Winter/Humidity

jcarlsen

Chameleon Enthusiast
So, I'd planned on getting a chameleon sometime before the winter happened, but I'm glad I've postponed.

My girlfriend and I recently moved into a nice new apartment which includes heat in the rent. We can get it nice and warm in here, but the problem is that it's forced air heat and it dries out the place incredibly. I've got a large humidifier going where we'd want to put the chameleon enclosure, and our ambient humidity isn't really above 20 percent, according to a couple of hygrometers I've put in the area...

I know that the humidity in the enclosure would obviously be higher with an automatic mister and live plants, but I'm still kinda concerned that my apartment doesn't have a good base level humidity to begin with, even with a humidifier and covering a few sides of the enclosure.

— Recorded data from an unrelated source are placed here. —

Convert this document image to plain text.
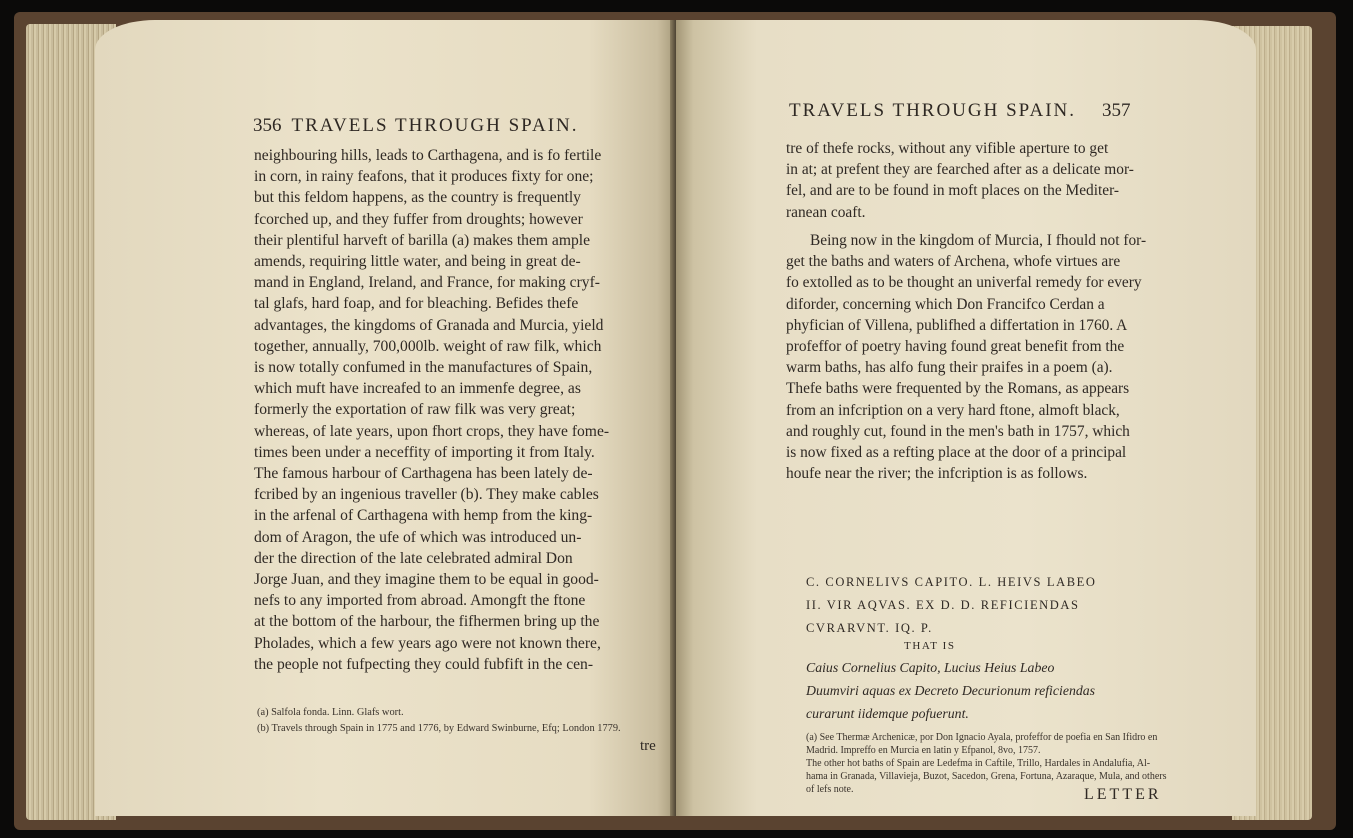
356 TRAVELS THROUGH SPAIN.
neighbouring hills, leads to Carthagena, and is fo fertile
in corn, in rainy feafons, that it produces fixty for one;
but this feldom happens, as the country is frequently
fcorched up, and they fuffer from droughts; however
their plentiful harveft of barilla (a) makes them ample
amends, requiring little water, and being in great de-
mand in England, Ireland, and France, for making cryf-
tal glafs, hard foap, and for bleaching. Befides thefe
advantages, the kingdoms of Granada and Murcia, yield
together, annually, 700,000lb. weight of raw filk, which
is now totally confumed in the manufactures of Spain,
which muft have increafed to an immenfe degree, as
formerly the exportation of raw filk was very great;
whereas, of late years, upon fhort crops, they have fome-
times been under a neceffity of importing it from Italy.
The famous harbour of Carthagena has been lately de-
fcribed by an ingenious traveller (b). They make cables
in the arfenal of Carthagena with hemp from the king-
dom of Aragon, the ufe of which was introduced un-
der the direction of the late celebrated admiral Don
Jorge Juan, and they imagine them to be equal in good-
nefs to any imported from abroad. Amongft the ftone
at the bottom of the harbour, the fifhermen bring up the
Pholades, which a few years ago were not known there,
the people not fufpecting they could fubfift in the cen-
(a) Salfola fonda. Linn. Glafs wort.
(b) Travels through Spain in 1775 and 1776, by Edward Swinburne, Efq; London 1779.
tre
TRAVELS THROUGH SPAIN. 357
tre of thefe rocks, without any vifible aperture to get
in at; at prefent they are fearched after as a delicate mor-
fel, and are to be found in moft places on the Mediter-
ranean coaft.
Being now in the kingdom of Murcia, I fhould not for-
get the baths and waters of Archena, whofe virtues are
fo extolled as to be thought an univerfal remedy for every
diforder, concerning which Don Francifco Cerdan a
phyfician of Villena, publifhed a differtation in 1760. A
profeffor of poetry having found great benefit from the
warm baths, has alfo fung their praifes in a poem (a).
Thefe baths were frequented by the Romans, as appears
from an infcription on a very hard ftone, almoft black,
and roughly cut, found in the men's bath in 1757, which
is now fixed as a refting place at the door of a principal
houfe near the river; the infcription is as follows.
C. CORNELIVS CAPITO. L. HEIVS LABEO
II. VIR AQVAS. EX D. D. REFICIENDAS
CVRARVNT. IQ. P.
THAT IS
Caius Cornelius Capito, Lucius Heius Labeo
Duumviri aquas ex Decreto Decurionum reficiendas
curarunt iidemque pofuerunt.
(a) See Thermæ Archenicæ, por Don Ignacio Ayala, profeffor de poefia en San Ifidro en
Madrid. Impreffo en Murcia en latin y Efpanol, 8vo, 1757.
The other hot baths of Spain are Ledefma in Caftile, Trillo, Hardales in Andalufia, Al-
hama in Granada, Villavieja, Buzot, Sacedon, Grena, Fortuna, Azaraque, Mula, and others
of lefs note.	LETTER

I live in Boston and I'm using a large evaporative humidifier, if any of that info helps. Anybody from the northeast with some advice/info on this would be great.
 
I know that the humidity in the enclosure would obviously be higher with an automatic mister and live plants, but I'm still kinda concerned that my apartment doesn't have a good base level humidity to begin with, even with a humidifier and covering a few sides of the enclosure.

I live in Boston and I'm using a large evaporative humidifier, if any of that info helps. Anybody from the northeast with some advice/info on this would be great.

This topic is discussed all the time on the forum (check the sub forum discussing enclosures), so I bet you'll find a lot of info using a search. But, basically, you won't have to humidify the entire room and wouldn't want to. At the humidity level a cham would be comfortable at a human would not be.

Many of us live in cool climates where we have to heat all winter, or need to use central AC in summer which also sucks the moisture out of the air. It can be done! Using a combination of lots of living plants in the cage (the more surfaces you have to catch and hold water the better and the plants transpire too), misting and even ultrasonic humidifiers (I happen to like these better than evaporative types as they produce fog that condenses on the cage surfaces), and covering the cage sides you can do it even in extremely dry situations. I kept higher humidity montane chams in bone dry CO in winter successfully (house humidity hovered around 15%). Some species will be easier to accommodate than others so that may play into your decision.

The main thing is, you are asking about this before you run into problems...you can experiment with a setup before bringing a cham home. The right approach!